Merkle trees, sometimes referred to as hash trees, were invented in 1979 by Ralph Merkle. Merkle Trees are a data structure that expands upon the topics of binary trees and cryptographic hashes. Merkle trees have unique applications in distributed systems like Interplanetary File Storage Service(IPFS), Bitcoin, and Ethereum.
The Binary Tree
A key distinction of a binary tree is that it can only have two children per node, whereas a regular tree can have many children for each node. A child node with no children is called a leaf node. Here is a simple diagram of a tree of depth = 2. The depth is the amount of levels of parent nodes. The binary tree can only have two children per node.
A cryptographic Hash is a mathematical function that is "one way" meaning once you have a hash of a value, you can't use the hash function to obtain the original input value. A unique hash value is produced by first breaking all data into a numerical representation that is then fed to a hash function. Good hash functions also have the following properties:
- It is extremely unlikely that two values would produce the same hash (called a hash collision)

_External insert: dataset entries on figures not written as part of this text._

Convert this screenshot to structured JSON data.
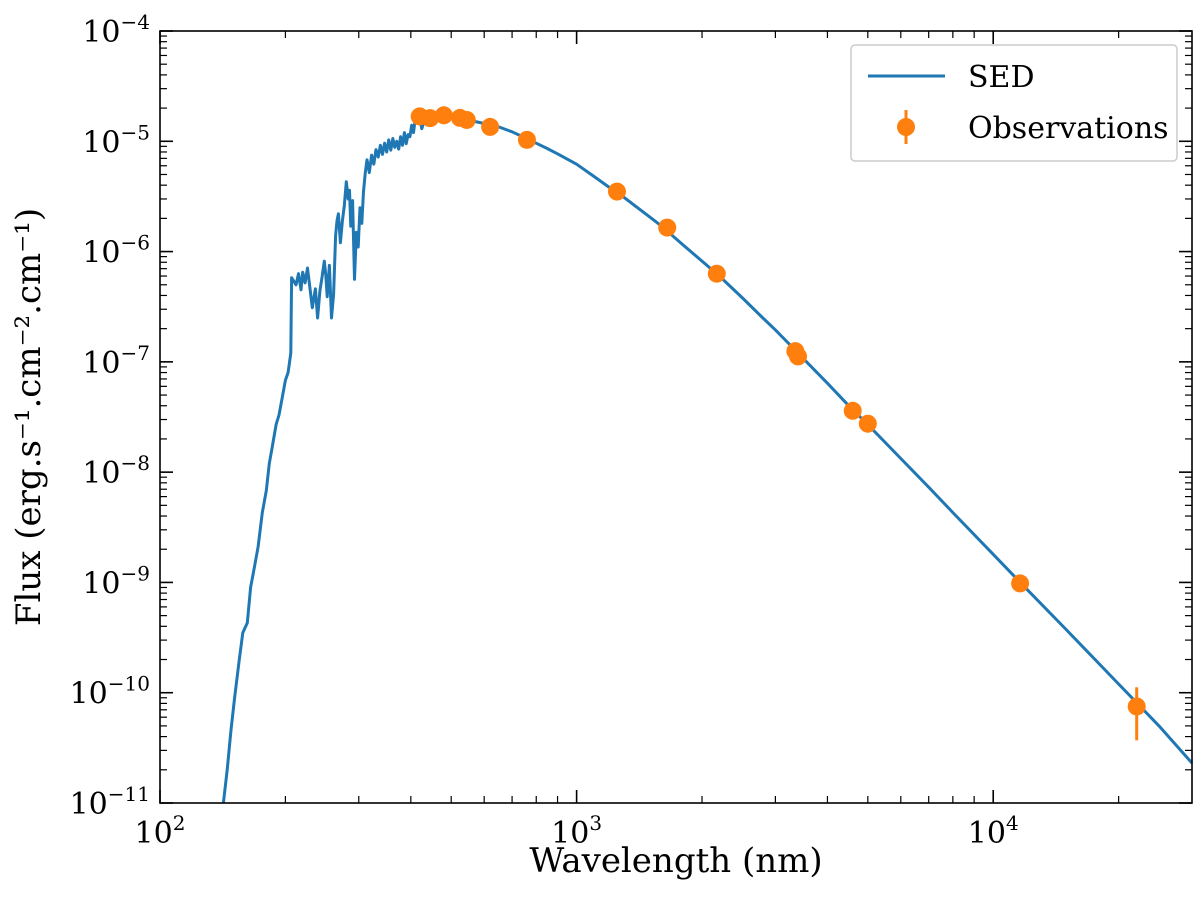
{
  "chart_data": {
    "type": "line",
    "title": "",
    "xlabel": "Wavelength (nm)",
    "ylabel": "Flux (erg.s⁻¹.cm⁻².cm⁻¹)",
    "xscale": "log",
    "yscale": "log",
    "xlim": [
      100,
      30000
    ],
    "ylim": [
      1e-11,
      0.0001
    ],
    "grid": false,
    "legend_position": "top-right",
    "x_tick_labels": [
      {
        "value": 100,
        "base": "10",
        "exp": "2"
      },
      {
        "value": 1000,
        "base": "10",
        "exp": "3"
      },
      {
        "value": 10000,
        "base": "10",
        "exp": "4"
      }
    ],
    "y_tick_labels": [
      {
        "value": 1e-11,
        "base": "10",
        "exp": "−11"
      },
      {
        "value": 1e-10,
        "base": "10",
        "exp": "−10"
      },
      {
        "value": 1e-09,
        "base": "10",
        "exp": "−9"
      },
      {
        "value": 1e-08,
        "base": "10",
        "exp": "−8"
      },
      {
        "value": 1e-07,
        "base": "10",
        "exp": "−7"
      },
      {
        "value": 1e-06,
        "base": "10",
        "exp": "−6"
      },
      {
        "value": 1e-05,
        "base": "10",
        "exp": "−5"
      },
      {
        "value": 0.0001,
        "base": "10",
        "exp": "−4"
      }
    ],
    "series": [
      {
        "name": "SED",
        "kind": "line",
        "color": "#1f77b4",
        "points": [
          [
            142,
            1e-11
          ],
          [
            145,
            2e-11
          ],
          [
            148,
            4.5e-11
          ],
          [
            151,
            9e-11
          ],
          [
            155,
            2e-10
          ],
          [
            158,
            3.5e-10
          ],
          [
            162,
            4.3e-10
          ],
          [
            165,
            9e-10
          ],
          [
            168,
            1.3e-09
          ],
          [
            172,
            2.1e-09
          ],
          [
            176,
            4.3e-09
          ],
          [
            180,
            6.8e-09
          ],
          [
            183,
            1.2e-08
          ],
          [
            186,
            1.7e-08
          ],
          [
            190,
            2.7e-08
          ],
          [
            193,
            3.3e-08
          ],
          [
            197,
            5e-08
          ],
          [
            200,
            6.8e-08
          ],
          [
            203,
            8e-08
          ],
          [
            206,
            1.2e-07
          ],
          [
            207,
            5.8e-07
          ],
          [
            212,
            5e-07
          ],
          [
            215,
            6.3e-07
          ],
          [
            218,
            4.5e-07
          ],
          [
            220,
            6.5e-07
          ],
          [
            223,
            5.2e-07
          ],
          [
            226,
            7.1e-07
          ],
          [
            229,
            4.7e-07
          ],
          [
            232,
            3.1e-07
          ],
          [
            236,
            4.6e-07
          ],
          [
            239,
            2.5e-07
          ],
          [
            242,
            4.4e-07
          ],
          [
            245,
            5.9e-07
          ],
          [
            248,
            8.2e-07
          ],
          [
            250,
            6.1e-07
          ],
          [
            252,
            3.9e-07
          ],
          [
            255,
            7.5e-07
          ],
          [
            258,
            2.5e-07
          ],
          [
            261,
            4.1e-07
          ],
          [
            264,
            1.4e-06
          ],
          [
            266,
            1.9e-06
          ],
          [
            268,
            2.2e-06
          ],
          [
            271,
            1.2e-06
          ],
          [
            274,
            1.9e-06
          ],
          [
            277,
            2.6e-06
          ],
          [
            280,
            4.3e-06
          ],
          [
            283,
            3e-06
          ],
          [
            285,
            3.6e-06
          ],
          [
            287,
            1.7e-06
          ],
          [
            290,
            2.9e-06
          ],
          [
            293,
            5.6e-07
          ],
          [
            296,
            1.5e-06
          ],
          [
            299,
            1.1e-06
          ],
          [
            302,
            2.5e-06
          ],
          [
            305,
            1.8e-06
          ],
          [
            308,
            3.5e-06
          ],
          [
            311,
            5.2e-06
          ],
          [
            314,
            6.8e-06
          ],
          [
            318,
            5.2e-06
          ],
          [
            322,
            7.5e-06
          ],
          [
            326,
            6.2e-06
          ],
          [
            330,
            8.4e-06
          ],
          [
            334,
            7.2e-06
          ],
          [
            338,
            9.2e-06
          ],
          [
            342,
            7.6e-06
          ],
          [
            346,
            9.6e-06
          ],
          [
            350,
            8e-06
          ],
          [
            354,
            1.03e-05
          ],
          [
            358,
            8.3e-06
          ],
          [
            362,
            1.06e-05
          ],
          [
            366,
            8.8e-06
          ],
          [
            370,
            1e-05
          ],
          [
            374,
            8.5e-06
          ],
          [
            378,
            1.1e-05
          ],
          [
            382,
            9.2e-06
          ],
          [
            386,
            1.2e-05
          ],
          [
            390,
            9.5e-06
          ],
          [
            394,
            1.15e-05
          ],
          [
            398,
            1.1e-05
          ],
          [
            402,
            1.4e-05
          ],
          [
            406,
            1.2e-05
          ],
          [
            410,
            1.6e-05
          ],
          [
            415,
            1.5e-05
          ],
          [
            420,
            1.6e-05
          ],
          [
            425,
            1.3e-05
          ],
          [
            430,
            1.5e-05
          ],
          [
            440,
            1.6e-05
          ],
          [
            460,
            1.65e-05
          ],
          [
            480,
            1.6e-05
          ],
          [
            500,
            1.6e-05
          ],
          [
            540,
            1.58e-05
          ],
          [
            600,
            1.45e-05
          ],
          [
            650,
            1.35e-05
          ],
          [
            700,
            1.22e-05
          ],
          [
            750,
            1.08e-05
          ],
          [
            800,
            9.6e-06
          ],
          [
            850,
            8.6e-06
          ],
          [
            900,
            7.7e-06
          ],
          [
            1000,
            6.2e-06
          ],
          [
            1100,
            4.8e-06
          ],
          [
            1200,
            3.8e-06
          ],
          [
            1300,
            3.1e-06
          ],
          [
            1400,
            2.5e-06
          ],
          [
            1500,
            2.05e-06
          ],
          [
            1600,
            1.7e-06
          ],
          [
            1800,
            1.15e-06
          ],
          [
            2000,
            8.2e-07
          ],
          [
            2200,
            6e-07
          ],
          [
            2500,
            3.8e-07
          ],
          [
            2800,
            2.5e-07
          ],
          [
            3000,
            1.95e-07
          ],
          [
            3300,
            1.35e-07
          ],
          [
            3500,
            1.07e-07
          ],
          [
            4000,
            6.4e-08
          ],
          [
            4500,
            4e-08
          ],
          [
            5000,
            2.7e-08
          ],
          [
            6000,
            1.33e-08
          ],
          [
            7000,
            7.3e-09
          ],
          [
            8000,
            4.3e-09
          ],
          [
            10000,
            1.8e-09
          ],
          [
            12000,
            8.8e-10
          ],
          [
            15000,
            3.7e-10
          ],
          [
            20000,
            1.2e-10
          ],
          [
            25000,
            5e-11
          ],
          [
            30000,
            2.3e-11
          ]
        ]
      },
      {
        "name": "Observations",
        "kind": "errorbar",
        "color": "#ff7f0e",
        "points": [
          {
            "x": 420,
            "y": 1.68e-05
          },
          {
            "x": 445,
            "y": 1.62e-05
          },
          {
            "x": 480,
            "y": 1.72e-05
          },
          {
            "x": 525,
            "y": 1.63e-05
          },
          {
            "x": 545,
            "y": 1.56e-05
          },
          {
            "x": 620,
            "y": 1.35e-05
          },
          {
            "x": 760,
            "y": 1.03e-05
          },
          {
            "x": 1250,
            "y": 3.5e-06
          },
          {
            "x": 1650,
            "y": 1.65e-06
          },
          {
            "x": 2170,
            "y": 6.3e-07
          },
          {
            "x": 3350,
            "y": 1.25e-07
          },
          {
            "x": 3400,
            "y": 1.12e-07
          },
          {
            "x": 4600,
            "y": 3.6e-08
          },
          {
            "x": 5000,
            "y": 2.75e-08
          },
          {
            "x": 11600,
            "y": 9.8e-10
          },
          {
            "x": 22100,
            "y": 7.5e-11,
            "yerr_low": 3.7e-11,
            "yerr_high": 1.12e-10
          }
        ]
      }
    ]
  }
}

- It is computationally difficult for an individual to obtain the data from a hash
- The hash is fast to Compute
- They are deterministic, meaning the same value will always produce the same hash
- A small change in the input should produce a drastically different change in the output
Now that we have an overview of the foundational concepts that make up a merkle tree we are ready to dive in. To introduce a Merkle tree, first imagine a distributed system that needs to distribute data across a network. The data would first be broken down into files or chunks and then sent out to corresponding network nodes. But how would you know that an untrusted entity didn't tamper with any of the data? This is where the Merkle Trees come in. The Merkle Tree is a binary tree where the nodes are hashed. For example say you have four files noted 1-4 that contain pertinent information. Each file would be hashed and the hash values would make up the leaves of our tree, where node D = H(1), E = H(2), F = H(3), G = H(4). Then the parents of the nodes are hashes of the concatenation of their child nodes. For example node B = H(H(1), H(2)) and node C = H(H(3),H(4)). The root node is computed in the same way as a hash of the hash values of node B and C.
With this data structure, as long as the root node is from a trusted source, one can verify the integrity of any of the other files with information from an untrusted source.